There is a silence. I break it by telling them how I spent the day, and then they are very quiet.
The next Sabbath every soul at the place united in a request for a religious service, the list headed by a high-spirited and brilliant Pennsylvania lady who had led the opposing forces the previous Sunday.
Winter-Blossomed.
I think I saw him the first Sunday I preached in San Jose, in 1856. He was a notable-looking man. I felt attracted toward him by that indefinable sympathy that draws together two souls born to be friends. I believe in friendship at first sight. Who that ever had a real friend does not? Love at first sight is a different thing—it may be divine and eternal, or it may be a whim or a passing fancy. Passion blurs and blinds in the region of sexual love: friendship is revealed in its own white light.
I was introduced after the service to the stranger who had attracted my attention, and who had given the youthful preacher such a kind and courteous hearing.
“This is Major McCoy.”
He was a full head higher than anybody else as he stood in the aisle. He bowed with courtly grace as he took my hand, and his face lighted with a smile that had in it something more than a conventional civility. I felt that there was a soul beneath that dignified and courtly exterior. His head displayed great elevation of the cranium, and unusual breadth of forehead. It was what is called an intellectual head; and the lines around the eyes showed the traces of thought, and, as it seemed to me, a tinge of that sadness that nearly always lends its charm to the best faces.
“I have met a man that I know I shall like,” was my gratified exclamation to the mistress of the parsonage, as I entered.
And so it turned out. He became one of the select circle to whom I applied the word friend in the sacredest sense. This inner circle can never be large. If you unduly enlarge it you dilute the quality of this wine of life. We are limited. There is only One Heart large enough to hold all humanity in its inmost depths.

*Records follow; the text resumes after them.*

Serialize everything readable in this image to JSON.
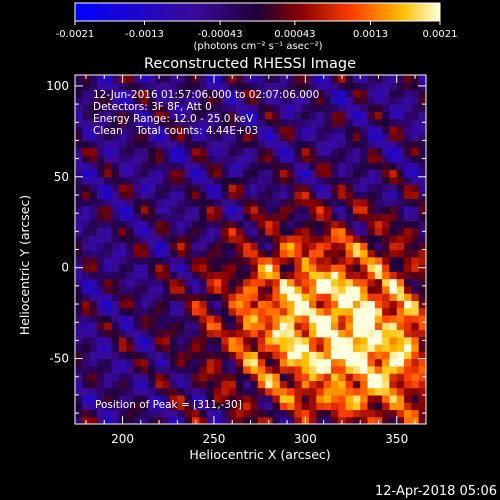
{
  "chart_data": {
    "type": "heatmap",
    "title": "Reconstructed RHESSI Image",
    "xlabel": "Heliocentric X (arcsec)",
    "ylabel": "Heliocentric Y (arcsec)",
    "xlim": [
      174,
      366
    ],
    "ylim": [
      -86,
      106
    ],
    "xticks": [
      200,
      250,
      300,
      350
    ],
    "yticks": [
      -50,
      0,
      50,
      100
    ],
    "colorbar": {
      "range": [
        -0.0021,
        0.0021
      ],
      "tick_values": [
        -0.0021,
        -0.0013,
        -0.00043,
        0.00043,
        0.0013,
        0.0021
      ],
      "tick_labels": [
        "-0.0021",
        "-0.0013",
        "-0.00043",
        "0.00043",
        "0.0013",
        "0.0021"
      ],
      "unit_label": "(photons cm⁻² s⁻¹ asec⁻²)"
    },
    "annotations": [
      "12-Jun-2016 01:57:06.000 to 02:07:06.000",
      "Detectors: 3F 8F, Att 0",
      "Energy Range: 12.0 - 25.0 keV",
      "Clean    Total counts: 4.44E+03"
    ],
    "peak_label": "Position of Peak = [311,-30]",
    "peak": [
      311,
      -30
    ]
  },
  "footer_date": "12-Apr-2018 05:06"
}
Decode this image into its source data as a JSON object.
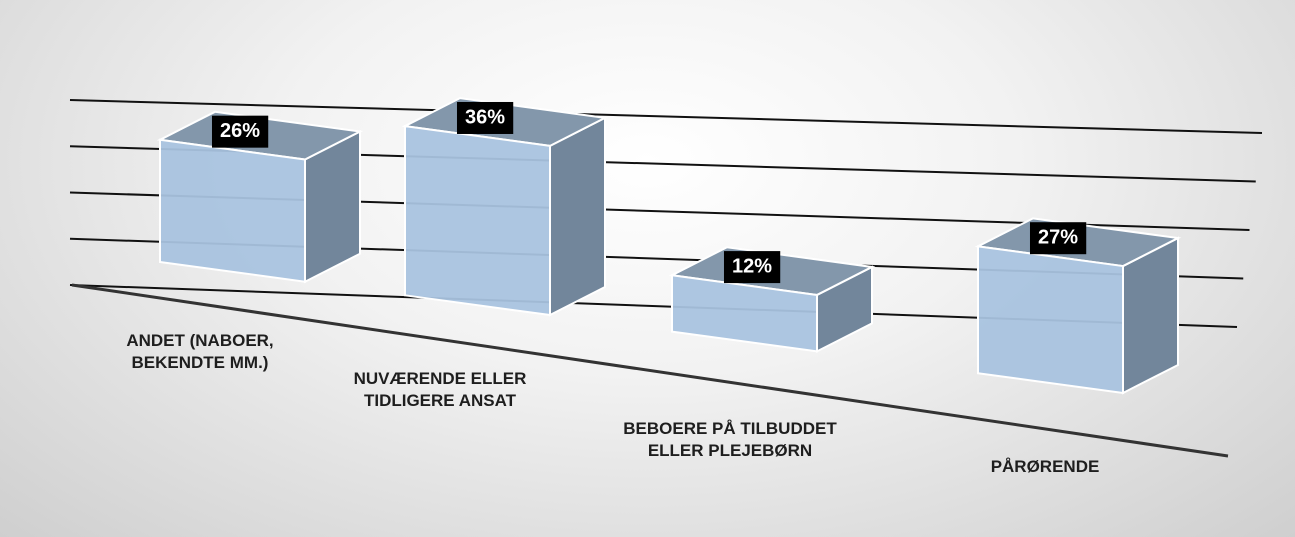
{
  "chart_data": {
    "type": "bar3d",
    "categories": [
      "ANDET (NABOER, BEKENDTE MM.)",
      "NUVÆRENDE ELLER TIDLIGERE ANSAT",
      "BEBOERE PÅ TILBUDDET ELLER PLEJEBØRN",
      "PÅRØRENDE"
    ],
    "values": [
      26,
      36,
      12,
      27
    ],
    "value_labels": [
      "26%",
      "36%",
      "12%",
      "27%"
    ],
    "color": "#a9c3df",
    "ylim": [
      0,
      40
    ],
    "yticks": [
      0,
      10,
      20,
      30,
      40
    ],
    "grid": true
  }
}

My new friend lived out among the sycamores on the New Almaden Road, a mile from the city, and the cottage in which he lived with his cultured and loving household was one of the social paradises of that beautiful valley in which the breezes are always cool, and the flowers never fade.
My friend interested me more and more. He had been a soldier, and in the Mexican war won distinction by his skill and valor. He was with Joe Lane and his gallant Indianians at Juamantla, and his name was specially mentioned among those whose fiery onsets had broken the lines of the swarthy foe, and won against such heavy odds the bloody field. He was seldom absent from church on Sunday morning, and now and then his inquiring, thoughtful face would be seen in my smaller audience at night. One unwelcome fact about him pained me, while it deepened my interest in him.